Aaron took us to the Lonely Area, a new area with very few established lines, but not before we ran into (literally) the herd of wild ponies that roam free in the park. Our first stop was at a funky looking boulder made up of geometric-shaped pillars and columns, which prior to our arrival had been completely untouched. I climbed an easy, blocky line on the left side of the boulder with a cool horizontal crack traverse.
It’s definitely not the world’s greatest boulder problem by any stretch of the imagination, but it is exciting to be the first person ever to do the line. Because of the funky looking columns on the boulder, I decided to name the problem Stalagmite (V0). Aaron also put up a new line on the Column Boulder (Tuscan, V4), and so did Brian.
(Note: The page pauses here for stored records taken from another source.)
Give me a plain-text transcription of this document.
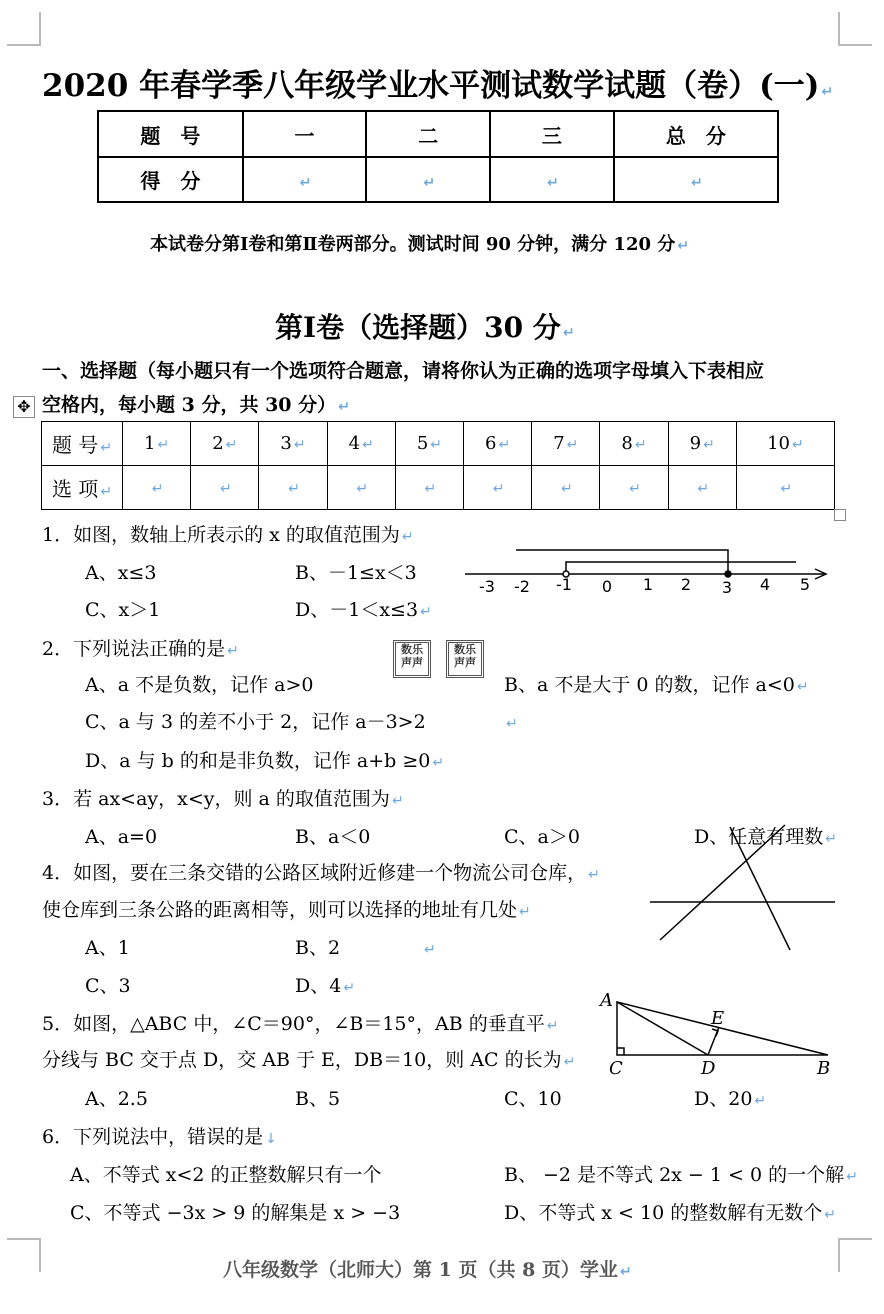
2020 年春学季八年级学业水平测试数学试题（卷）(一) ↵
题　号	一	二	三	总　分
得　分	↵	↵	↵	↵
本试卷分第Ⅰ卷和第Ⅱ卷两部分。测试时间 90 分钟，满分 120 分 ↵
第Ⅰ卷（选择题）30 分 ↵
一、选择题（每小题只有一个选项符合题意，请将你认为正确的选项字母填入下表相应
✥ 空格内，每小题 3 分，共 30 分） ↵
题 号 ↵	1 ↵	2 ↵	3 ↵	4 ↵	5 ↵	6 ↵	7 ↵	8 ↵	9 ↵	10 ↵
选 项 ↵	↵	↵	↵	↵	↵	↵	↵	↵	↵	↵
1．如图，数轴上所表示的 x 的取值范围为 ↵
A、x≤3	B、－1≤x＜3
C、x＞1	D、－1＜x≤3 ↵
-3 -2 -1 0 1 2 3 4 5
2．下列说法正确的是 ↵	数乐声声
数乐声声
A、a 不是负数，记作 a>0	B、a 不是大于 0 的数，记作 a<0 ↵
C、a 与 3 的差不小于 2，记作 a－3>2	↵
D、a 与 b 的和是非负数，记作 a+b ≥0 ↵
3．若 ax<ay，x<y，则 a 的取值范围为 ↵
A、a=0	B、a＜0	C、a＞0	D、任意有理数 ↵
4．如图，要在三条交错的公路区域附近修建一个物流公司仓库， ↵
使仓库到三条公路的距离相等，则可以选择的地址有几处 ↵
A、1	B、2	↵
C、3	D、4 ↵
5．如图，△ABC 中，∠C＝90°，∠B＝15°，AB 的垂直平 ↵
分线与 BC 交于点 D，交 AB 于 E，DB＝10，则 AC 的长为 ↵
A、2.5	B、5	C、10	D、20 ↵
A
C	D
E
B
6．下列说法中，错误的是 ↓
A、不等式 x<2 的正整数解只有一个	B、 −2 是不等式 2x − 1 < 0 的一个解 ↵
C、不等式 −3x > 9 的解集是 x > −3	D、不等式 x < 10 的整数解有无数个 ↵
八年级数学（北师大）第 1 页（共 8 页）学业 ↵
We ended our day at the Lonely Boulder, which prior to our arrival had only one established line on it (Foot Kaput, V4). Steve climbed a nice warm-up line and decided to call it Lonely No More (V0). It was a sit-start with big moves through rails and jugs – with a fitting name since it gave the boulder another line! I found a line in between Foot Kaput and Steve’s line – it had the same start as Steve’s but went directly up rather than trending right, and made use of a really sharp right hand crimp, and a fun left hand sloping jug. I called it Three’s a Crowd (V3).
We packed up our gear and made it down to the cars just as a giant full moon was making an appearance over the trees. C was exhausted from such an exciting day of sending new problems, so he was anti-social and snoring away in the tent while Manbert prepared a delicious feast over the campfire!
We were all feeling pretty beat up from so much climbing the day before, so we decided to stick with easy stuff for day 2. We started out at the Contact Station Boulders, where we played around on Ranger Rick (V1), Ranger Rim (V1), Periscope (V3), and Bombsight (V3). We then took off through the woods in search of the Quad area.
After lots of wandering around, we finally found all 4 boulders that make up the Quad. We had a few shenanigans on Biggie Good (V0+) when Steve broke off a very key giant undercling. Doing the same moves now feels around V2-ish, but Steve found some different beta that made it around V1.
I also gave Cut-throat (V4) a try, which had some really cool long moves on heinously sharp crimpy rails, but gave up after only a few go’s – I’d like to try it again on the first day of a trip, when I have more skin on my fingertips!
We just had a little bit of time left, so we ended our day cleaning off a section of Boulder #1, where we established a few more new lines before heading back home. Steve climbed a nice line that used some crazy looking stacked quartz that resembled a caterpillar – so he aptly named his new problem Quartz Caterpillar (V1). I found a lower start variation that increased the difficulty a bit, and called it Metamorphosis (V3).
We also cleaned off the bulging section of rock just to the left of Steve’s problem. I climbed a line there that had a difficult start on a sloping rail with a cool crossover move to big sloping holds and an easy top out. I called it Bear Paws (V2).
We met a lot of new cool friends this weekend, and got to climb with some folks we haven’t climbed in a while (plus our friend Matt finally got redemption after bailing on us on our first trip to the Highlands…)
We’ve been blessed to have such fantastic climbing weather this fall – which I feel like we deserve for enduring all those washout weekends at the New in early summer…This trip was especially cool because we got to be a part of the development of new areas in the park, which we haven’t had much opportunity to do before. For anyone considering making the trip to the Highlands – a weekend at Grayson always involves a unique combination of body-punishing climbing and remote wilderness relaxation – which to me is the perfect definition of “re-creation!”